Iraq’s new education minister has resigned over allegations her brother was a leader with Daesh just days after she was handed the post.
The scandal is the latest blow to Prime Minister Adel Abdul Mahdi who has still not completed his Cabinet amid deep divisions between the Parliament’s main political blocs over the key positions.
Image: Prime Minister Adel Abdul Mahdi
Shaima Khalil Al-Hayali was approved by Parliament last week to head the Education Ministry but had not yet taken the ministerial oath.
She submitted her resignation on Saturday to Abdul Mahdi after intelligence information emerged that her brother was a Daesh leader in Mosul between the summer of 2014, when the extremist group overran the city, and October 2016, when it was liberated by security forces.
Laith Khalil Al-Hayali, was an engineer working for the Nineveh Water Directorate, local security officials in Mosul told Arab News. He was dismissed from his post before 2014 for his association with Daesh, but he was reappointed as a director after 2014 when the militants seized the city.
Websites linked to Daesh published videos showing Laith praising the militants and inciting people to fight the Iraqi military.
The intelligence also said that two of Laith’s sons were killed fighting for Daesh during the liberation of Mosul in 2016.
The first was killed in clashes between the militants and security forces, while the second one blew himself up in a bid to halt advancing forces.
Shaima Khalil Al-Hayali did not deny her brother’s involvement with Daesh but said he was forced to work with them and that he showed up in the videos under the threat of being shot.
This information is an embarrassment to the leaders of the pro-Iran Al-Binna’a coalition who nominated Al-Hayali.
It was not clear whether the resignation was Al-Hayali’s decision alone or whether her backers had ordered her to quit.
Abdul Mahdi was sworn in at the end of October but has faced a series of crises during his short time in the position.
This is not the first time he has presented his preferred candidates for ministerial positions without checking their security and political backgrounds — something that has deepened mistrust between the prime minster and political parties that could bring down his government.
He is still without without three key ministers — defense, interior and justice amid a dispute between the two main blocs in Parliament over the candidates, lawmakers told Arab News on Sunday.
Reform, led by the influential Shiite cleric Muqtada Al-Sadr, opposes the candidates nominated by Al-Binna’a for interior and defense. Al-Binna’a is led by Hadi Al-Amiri, commander of the Iran-backed Badr Organization, the most powerful armed faction.

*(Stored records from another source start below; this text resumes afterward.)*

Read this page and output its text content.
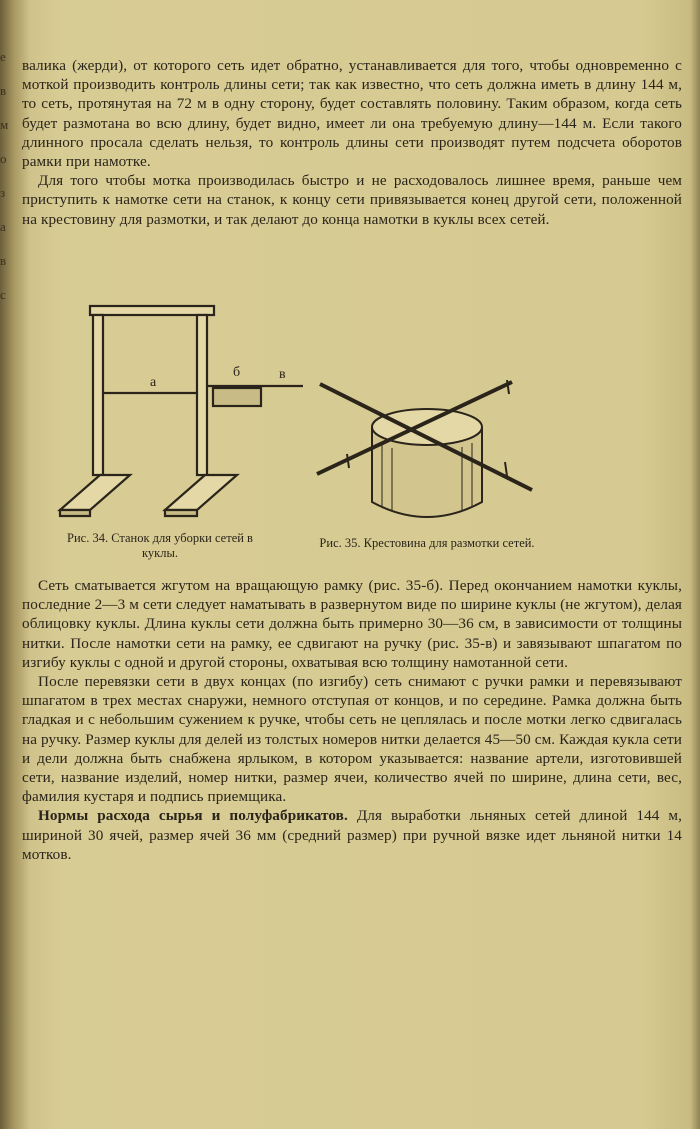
е
в
м
о
з
а
в
с

валика (жерди), от которого сеть идет обратно, устанавливается для того, чтобы одновременно с моткой производить контроль длины сети; так как известно, что сеть должна иметь в длину 144 м, то сеть, протянутая на 72 м в одну сторону, будет составлять половину. Таким образом, когда сеть будет размотана во всю длину, будет видно, имеет ли она требуемую длину—144 м. Если такого длинного просала сделать нельзя, то контроль длины сети производят путем подсчета оборотов рамки при намотке.

Для того чтобы мотка производилась быстро и не расходовалось лишнее время, раньше чем приступить к намотке сети на станок, к концу сети привязывается конец другой сети, положенной на крестовину для размотки, и так делают до конца намотки в куклы всех сетей.

а
б	в
Рис. 34. Станок для уборки сетей в куклы.
Рис. 35. Крестовина для размотки сетей.

Сеть сматывается жгутом на вращающую рамку (рис. 35-б). Перед окончанием намотки куклы, последние 2—3 м сети следует наматывать в развернутом виде по ширине куклы (не жгутом), делая облицовку куклы. Длина куклы сети должна быть примерно 30—36 см, в зависимости от толщины нитки. После намотки сети на рамку, ее сдвигают на ручку (рис. 35-в) и завязывают шпагатом по изгибу куклы с одной и другой стороны, охватывая всю толщину намотанной сети.

После перевязки сети в двух концах (по изгибу) сеть снимают с ручки рамки и перевязывают шпагатом в трех местах снаружи, немного отступая от концов, и по середине. Рамка должна быть гладкая и с небольшим сужением к ручке, чтобы сеть не цеплялась и после мотки легко сдвигалась на ручку. Размер куклы для делей из толстых номеров нитки делается 45—50 см. Каждая кукла сети и дели должна быть снабжена ярлыком, в котором указывается: название артели, изготовившей сети, название изделий, номер нитки, размер ячеи, количество ячей по ширине, длина сети, вес, фамилия кустаря и подпись приемщика.

Нормы расхода сырья и полуфабрикатов. Для выработки льняных сетей длиной 144 м, шириной 30 ячей, размер ячей 36 мм (средний размер) при ручной вязке идет льняной нитки 14 мотков.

Abdul Mahdi has not commented on Al-Hayali’s resignation and not even announced whether he has accepted her letter.
The incident has brought to the forefront allegations against other new ministers. They include Communications Minister Naeim Al-Rubaie, a former senior figure in Saddam Hussein’s Baath party. Anyone linked to the organization is banned from involvement in Iraq’s government.
“It would be better for Abdul Mahdi to accept her (Al-Hayali’s) resignation to save face,” a key negotiator from Reform told Arab News.
“We asked him at the first session of Parliament to submit the names of the candidates to the security services to be checked. We also demanded that they be presented to the bodies of integrity and accountability and justice, but our requests were ignored.
“The result is that the government now includes a minister representing Daesh, another one representing Al-Qaeda and a third one representing Baath party.”
Iraq has struggled to form a government since an election in May led to two main parliamentary camps, one pro Iran and the other anti. An agreement in September broke the deadlock, with the two coalitions agreeing to try and negotiate a new Cabinet led by Abdul Mahdi.